Design and Evolution of Alibaba Advertising Real-Time Data Warehouse

1. Business Background

Alibaba Mama operates a large‑scale advertising ecosystem covering search, display, and feed across Alibaba’s apps. Advertisers create campaigns via DSPs, and the system tracks impressions, clicks, conversions, and budget consumption. Real‑time data is critical for performance monitoring, fraud detection, and budget enforcement.

1.1 Advertising Data Scenarios and Requirements

External real‑time reports : metrics such as impressions, CTR, ROI.

Internal real‑time analysis : audience, product, region analysis.

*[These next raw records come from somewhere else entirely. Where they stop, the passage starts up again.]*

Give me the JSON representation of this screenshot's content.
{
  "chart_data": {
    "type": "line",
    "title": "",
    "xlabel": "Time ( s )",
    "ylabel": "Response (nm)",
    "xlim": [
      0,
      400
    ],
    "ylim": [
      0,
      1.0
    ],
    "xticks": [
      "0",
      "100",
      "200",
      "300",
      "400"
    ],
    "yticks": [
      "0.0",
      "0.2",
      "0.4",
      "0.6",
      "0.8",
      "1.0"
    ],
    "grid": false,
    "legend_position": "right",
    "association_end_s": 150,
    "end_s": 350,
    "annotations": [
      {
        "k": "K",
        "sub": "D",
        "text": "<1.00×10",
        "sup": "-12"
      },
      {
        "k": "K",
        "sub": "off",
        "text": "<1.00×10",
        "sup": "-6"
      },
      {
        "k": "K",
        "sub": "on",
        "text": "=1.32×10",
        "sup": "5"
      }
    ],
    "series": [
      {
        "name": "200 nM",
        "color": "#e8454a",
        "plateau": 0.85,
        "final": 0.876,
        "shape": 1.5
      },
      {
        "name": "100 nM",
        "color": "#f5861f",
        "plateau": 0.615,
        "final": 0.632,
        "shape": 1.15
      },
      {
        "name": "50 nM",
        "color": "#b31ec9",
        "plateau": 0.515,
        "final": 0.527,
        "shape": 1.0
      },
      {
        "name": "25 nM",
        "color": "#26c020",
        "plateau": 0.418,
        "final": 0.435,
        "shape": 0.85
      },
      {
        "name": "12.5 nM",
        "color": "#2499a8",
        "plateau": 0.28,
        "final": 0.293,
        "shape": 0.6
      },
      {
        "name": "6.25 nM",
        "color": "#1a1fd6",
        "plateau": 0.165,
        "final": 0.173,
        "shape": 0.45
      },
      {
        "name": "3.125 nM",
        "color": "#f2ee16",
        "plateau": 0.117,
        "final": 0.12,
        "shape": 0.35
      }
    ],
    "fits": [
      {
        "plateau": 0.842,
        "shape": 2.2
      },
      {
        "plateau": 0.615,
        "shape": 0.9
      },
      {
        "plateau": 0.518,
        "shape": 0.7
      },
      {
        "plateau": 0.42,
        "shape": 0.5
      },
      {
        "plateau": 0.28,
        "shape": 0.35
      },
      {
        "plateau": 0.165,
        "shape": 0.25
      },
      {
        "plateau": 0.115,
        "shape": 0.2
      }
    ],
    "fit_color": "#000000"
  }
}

Business monitoring : high‑traffic events (e.g., 618, Double 11) need instant feedback.

1.2 Technical Goals for the Data Warehouse

Data timeliness : minute‑level freshness, ideally zero‑delay.

System throughput : billions of events per day, tens of millions of TPS.

Stability : ≥99.9% availability, fast rollback.

Cost efficiency : minimal resources, reduced operational burden.

2. Architecture Design

The architecture evolved from a monolithic Flink‑Kafka pipeline to a layered lakehouse built on Paimon.

2.1 Why a Real‑Time Data Warehouse?

Initial design focused on speed, but faced issues: inflexible requirements, duplicated development, resource waste, schema‑less data, and high operational cost.

2.2 Evolution of the Real‑Time Warehouse

2.2.1 TT‑Based Real‑Time Warehouse

Data flow: ODS (raw logs) → TT → Flink → DWD (processed) → downstream stores (OceanBase, Hologres, ClickHouse). Problems included data duplication, missing DWS layer, lack of upsert, and duplicated offline pipelines.

2.2.2 Paimon Lakehouse Solution

Replaced DWD storage with Paimon, added a DWS layer supporting upsert and changelog consumption. Schema is now materialized, enabling direct queries for BI and algorithms. The same ODS data is ingested via Flink into Paimon tables.

2.2.3 Full Lakehouse Architecture

Four layers plus an ops platform: Data layer (TT → Paimon), Compute layer (Flink, MaxCompute), Storage layer (dual‑system for HA), Application layer (reports, BI, algorithms), and Operations platform (monitoring, stress testing).

2.2.4 Common Paimon Optimizations

Asynchronous compaction for higher write throughput.

Dynamic checkpoint intervals based on traffic.

Resource allocation matching bucket count.

File lifecycle management to avoid small‑file explosion.

Consumer ID retention to enable job recovery.

3. Benefits of the Lakehouse

Layered design reduced development time by >30%, cut data latency by 2.5 hours on average, and enabled minute‑level budget tracking. Resource consumption dropped >40%, and development effort fell by 50%, achieving near‑zero downtime with three‑nines availability.